Min_bca <- ((.5*min(Male.AddSugar$IntakeAmt))^Lambda.Value-1)/Lambda.Value
Test <- Male.Distrib[rep(seq.int(1,nrow(Male.Distrib)), 100), 1:ncol(Male.Distrib)]
RnormOutput <- rnorm(nrow(Test),0,1)
Male.Final <- cbind(Test,RnormOutput)
Male.Final$mc_bca    <- Male.Final$FixedEff + (Male.Final$stddev_u2 *     Male.Final$RnormOutput)
Male.Final$temp      <- ifelse(Lambda.Value*Male.Final$mc_bca+1 > Lambda.Value*Min_bca+1,
                           Lambda.Value*Male.Final$mc_bca+1, Lambda.Value*Min_bca+1)
Male.Final$ginv_a    <- Male.Final$temp^(1/Lambda.Value)
Male.Final$d2ginv_a  <- ifelse(0 > (1-Lambda.Value)*Male.Final$temp^(1/Lambda.Value-2),
                           0, (1-Lambda.Value)*Male.Final$temp^(1/Lambda.Value-2))
Male.Final$mc_amount <- Male.Final$ginv_a + Male.Final$d2ginv_a * Male.Resid.Var / 2

Lessons for the day:

• a distribution function does not appear to be resampled in a loop if you try to do what I was trying earlier
• you can't use max() the way I tried, as it returns the maximum value from the column, whereas I wanted the maximum from two values. The ifelse statement is the replacement one to do.

Answer 1

Here is an approach that addresses the 2 biggest speed issues:

1. Instead of looping over observations( i ), we compute them all at once.
2. Instead of looping over MC replications ( j ), we use replicate , which is a simplified apply meant for this purpose.

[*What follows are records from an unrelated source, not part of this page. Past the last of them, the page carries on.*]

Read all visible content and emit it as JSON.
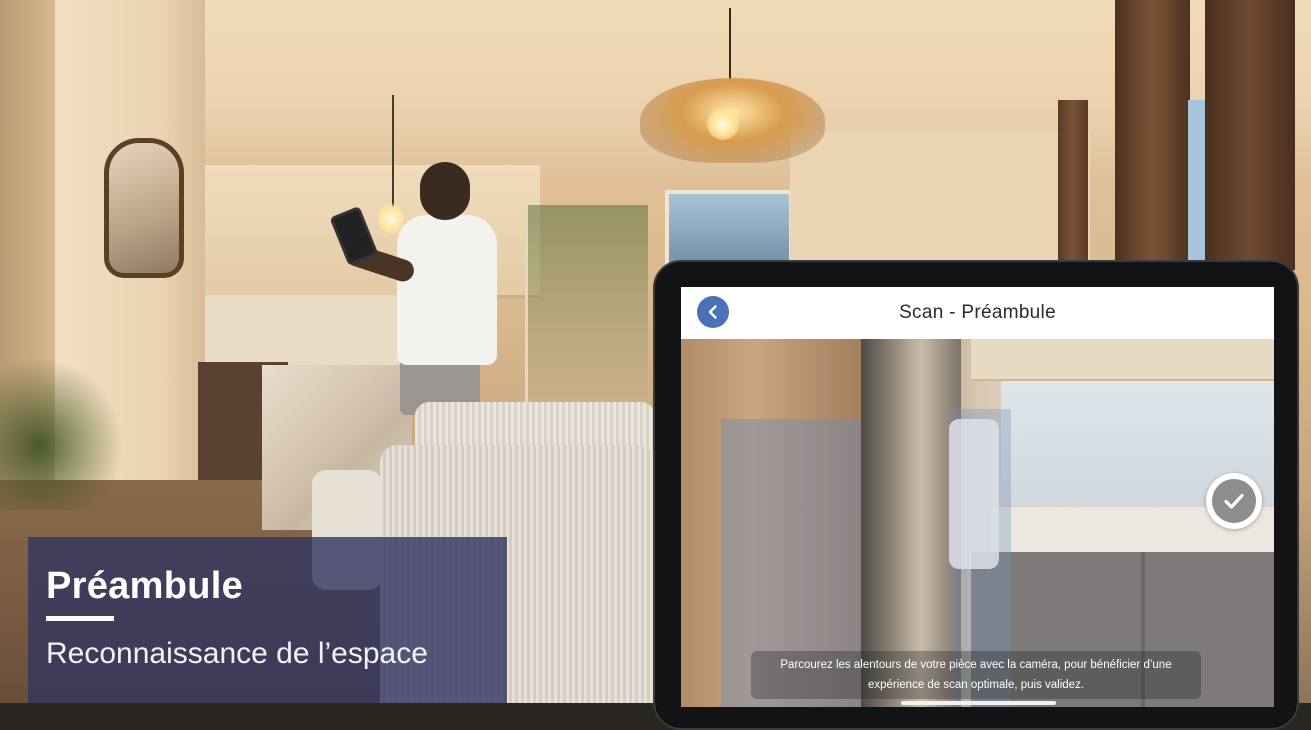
{
  "caption": {
    "title": "Préambule",
    "subtitle": "Reconnaissance de l’espace"
  },
  "app": {
    "title": "Scan - Préambule",
    "back_icon": "chevron-left-icon",
    "validate_icon": "checkmark-icon",
    "hint": "Parcourez les alentours de votre pièce avec la caméra, pour bénéficier d’une expérience de scan optimale, puis validez."
  },
  "colors": {
    "caption_bg": "#32346a",
    "accent_blue": "#4b72b8",
    "validate_gray": "#8d8d8d"
  }
}
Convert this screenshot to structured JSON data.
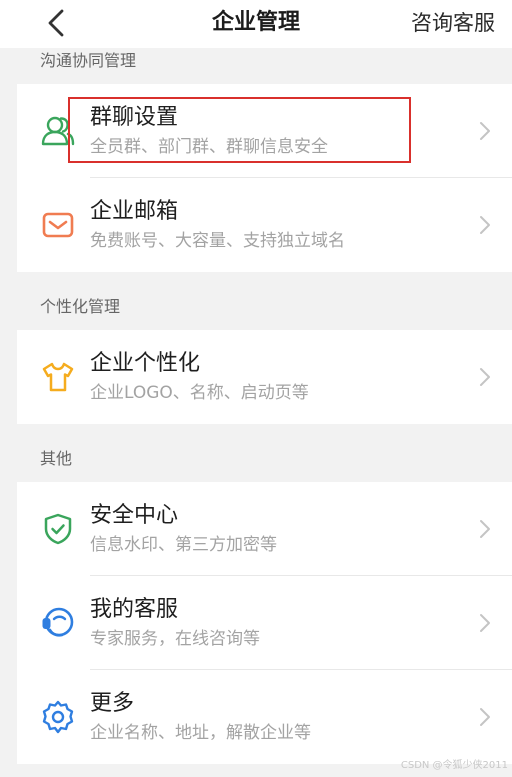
{
  "header": {
    "back_icon": "chevron-left-icon",
    "title": "企业管理",
    "action_label": "咨询客服"
  },
  "sections": [
    {
      "label": "沟通协同管理",
      "items": [
        {
          "title": "群聊设置",
          "subtitle": "全员群、部门群、群聊信息安全",
          "icon": "group-chat-icon",
          "icon_color": "#3aa55c",
          "highlighted": true
        },
        {
          "title": "企业邮箱",
          "subtitle": "免费账号、大容量、支持独立域名",
          "icon": "mail-icon",
          "icon_color": "#f07c51"
        }
      ]
    },
    {
      "label": "个性化管理",
      "items": [
        {
          "title": "企业个性化",
          "subtitle": "企业LOGO、名称、启动页等",
          "icon": "tshirt-icon",
          "icon_color": "#f5ac1e"
        }
      ]
    },
    {
      "label": "其他",
      "items": [
        {
          "title": "安全中心",
          "subtitle": "信息水印、第三方加密等",
          "icon": "shield-check-icon",
          "icon_color": "#3aa55c"
        },
        {
          "title": "我的客服",
          "subtitle": "专家服务，在线咨询等",
          "icon": "customer-service-icon",
          "icon_color": "#2f7ee0"
        },
        {
          "title": "更多",
          "subtitle": "企业名称、地址，解散企业等",
          "icon": "gear-icon",
          "icon_color": "#2f7ee0"
        }
      ]
    }
  ],
  "watermark": "CSDN @令狐少侠2011",
  "colors": {
    "highlight_border": "#d9302c",
    "background": "#f2f2f2",
    "chevron": "#c4c4c4"
  }
}
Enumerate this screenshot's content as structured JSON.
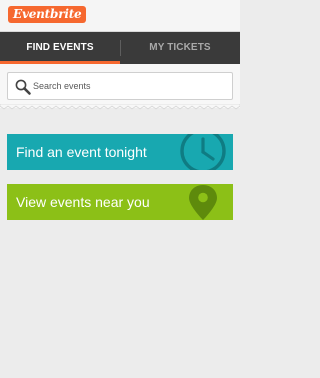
{
  "app": {
    "logo_text": "Eventbrite",
    "brand_color": "#f6682f"
  },
  "tabs": [
    {
      "label": "FIND EVENTS",
      "active": true
    },
    {
      "label": "MY TICKETS",
      "active": false
    }
  ],
  "search": {
    "placeholder": "Search events",
    "value": "",
    "icon": "search-icon"
  },
  "actions": [
    {
      "label": "Find an event tonight",
      "icon": "clock-icon",
      "color": "#18a8b0"
    },
    {
      "label": "View events near you",
      "icon": "map-pin-icon",
      "color": "#8cc017"
    }
  ],
  "colors": {
    "tab_bar": "#3a3a3a",
    "background": "#ececec"
  }
}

First we load the dataset and define a function for what you were doing.

Male.Distrib = read.table('MaleDistrib.txt', check.names=F)

getMC <- function(df, Lambda.Value=0.4, Male.Resid.Var=12.1029420429778) {
  u2        <- df$stddev_u2 * rnorm(nrow(df), mean = 0, sd = 1)
  mc_bca    <- df$FixedEff + u2
  temp      <- Lambda.Value*mc_bca+1
  ginv_a    <- temp^(1/Lambda.Value)
  d2ginv_a  <- max(0,(1-Lambda.Value)*temp^(1/Lambda.Value-2))
  mc_amount <- ginv_a + d2ginv_a * Male.Resid.Var / 2
  mc_amount
}

Then we replicate it a bunch of times.

> replicate(10, getMC(Male.Distrib))
         [,1]      [,2]     [,3]     [,4]      [,5]     [,6]     [,7]     [,8]     [,9]    [,10]
[1,] 36.72374 44.491777 55.19637 23.53442 23.260609 49.56022 31.90657 25.26383 25.31197 20.58857
[2,] 29.56115 18.593496 57.84550 22.01581 22.906528 22.15470 29.38923 51.38825 13.45865 21.47531
[3,] 61.27075 10.140378 75.64172 28.10286  9.652907 49.25729 23.82104 31.77349 16.24840 78.02267
[4,] 49.42798 22.326136 33.87446 14.00084 25.107143 25.75241 30.20490 33.14770 62.86563 27.33652
[5,] 53.45546  9.673162 22.66676 38.76392 30.786100 23.42267 28.40211 35.95015 43.75506 58.83676
[6,] 34.72440 23.786004 63.57919  8.08238 12.636745 34.11844 14.88339 21.93766 44.53451 51.12331

Then you can reformat, add IDs, etc., but this is the idea for the main computational part. Good luck!